Wing Hong Woo - Research Analyst
Andy and Joey, congratulations for your highly resilient result. My question was asked by another analyst previously. So perhaps I can ask about your member sales. So while the number of members continue to grow very healthily, but it seems the member sales as a percentage of total system sales has declined year-on-year. So do you mind explaining the reason behind? And is that a concern for you guys? And how do you see the growth potentials and your strategy over the members and member sales going forward?
Joey Wat - CEO & Director
Really quick, Walter, the member sales is around 60%-ish. It's not a concern for us because the total members= size is still growing, which is very nicely actually. I mean, our member count (company correction) is 355 million roughly for KFC and then 115 million for Pizza Hut. And when it comes to member and nonmember sales, the member sales 60-some percent is already high enough. And the next target for us is to -- other than quantity is to work on the quality, the stickiness of the member, the overall experience of the member, et cetera, et cetera.
So I guess we cannot just increase the member sales forever. It does not make much strategic sense. For us, it's quantity first and then quality. But it's a very, very important part of our business and there's still so much that we can do to improve and to get something out of it. Just to give an example, what about the cross-brand sales of KFC and Pizza Hut. How can we do better? And how can we serve the same customer better with KFC, Pizza Hut, Little Sheep and et cetera? So a lot to do here, but the focus is more on the quality and overall experience for now. Thank you, Walter.

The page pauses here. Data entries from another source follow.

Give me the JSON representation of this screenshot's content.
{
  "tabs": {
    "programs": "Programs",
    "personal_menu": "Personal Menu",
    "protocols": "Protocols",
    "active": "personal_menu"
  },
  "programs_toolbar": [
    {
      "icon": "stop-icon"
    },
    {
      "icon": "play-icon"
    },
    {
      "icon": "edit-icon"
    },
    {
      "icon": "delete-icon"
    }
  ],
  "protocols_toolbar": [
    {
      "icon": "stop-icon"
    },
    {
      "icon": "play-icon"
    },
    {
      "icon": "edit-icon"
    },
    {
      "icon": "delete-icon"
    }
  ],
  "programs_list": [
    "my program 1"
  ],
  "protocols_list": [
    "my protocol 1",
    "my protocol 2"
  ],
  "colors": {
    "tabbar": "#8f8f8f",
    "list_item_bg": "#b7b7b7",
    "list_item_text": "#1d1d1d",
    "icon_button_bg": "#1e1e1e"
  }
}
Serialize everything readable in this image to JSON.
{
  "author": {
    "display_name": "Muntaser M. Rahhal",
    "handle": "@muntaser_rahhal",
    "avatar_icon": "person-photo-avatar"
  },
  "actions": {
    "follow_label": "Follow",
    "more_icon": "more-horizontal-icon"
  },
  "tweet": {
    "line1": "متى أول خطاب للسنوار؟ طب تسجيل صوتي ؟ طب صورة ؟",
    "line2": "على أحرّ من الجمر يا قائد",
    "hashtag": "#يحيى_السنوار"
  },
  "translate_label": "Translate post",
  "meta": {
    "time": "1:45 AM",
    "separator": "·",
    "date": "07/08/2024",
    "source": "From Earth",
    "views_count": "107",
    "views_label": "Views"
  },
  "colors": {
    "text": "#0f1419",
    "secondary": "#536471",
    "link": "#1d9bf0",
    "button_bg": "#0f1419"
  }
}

Wing Hong Woo - Research Analyst
And just a little bit follow-up. So as the members growth is still very healthy and the member sales mix has declined, so is that means we have more new customers being inducted in the second quarter or in the past few months? So do you see that trends? We have more new customers or new clients, yes.
Joey Wat - CEO & Director
I mean the China population -- oh, go on, Andy. Yes.
Ka Wai Yeung - CFO
Yes. Yes. So Walter, I think as Joey mentioned, like we have a very large member base. We already have like 380 million members, and it's a very large population in the urban area already. The other part of this is that this always -- it's not always higher than member sales, percentage of member sales the better. But if I have 100% member sales, that means you have no new customers. So there's always a balance between a mix of member sales and the new members. And so there will be some fluctuations from time to time, depending on the marketing campaigns and depending on the macro conditions. But I think at 62% it's a really healthy level. And so, and then in terms of, for us, we, as Joey mentioned, which is how to drive that quality of member sales, driving cross sales among our customers and then continue to increase their stickiness and frequency for the long term so that the payback for our marketing and new customer recruitment will continue to improve, so those are a number of metrics. I think member sales is one of them, and it's not always the higher the better.
Michelle Shen - IR Director
Thank you. That concludes the call today, and we look forward to speaking with you on the next earnings call. Have a great day.
Operator
That does conclude our conference for today. Thank you for participating. You may now disconnect.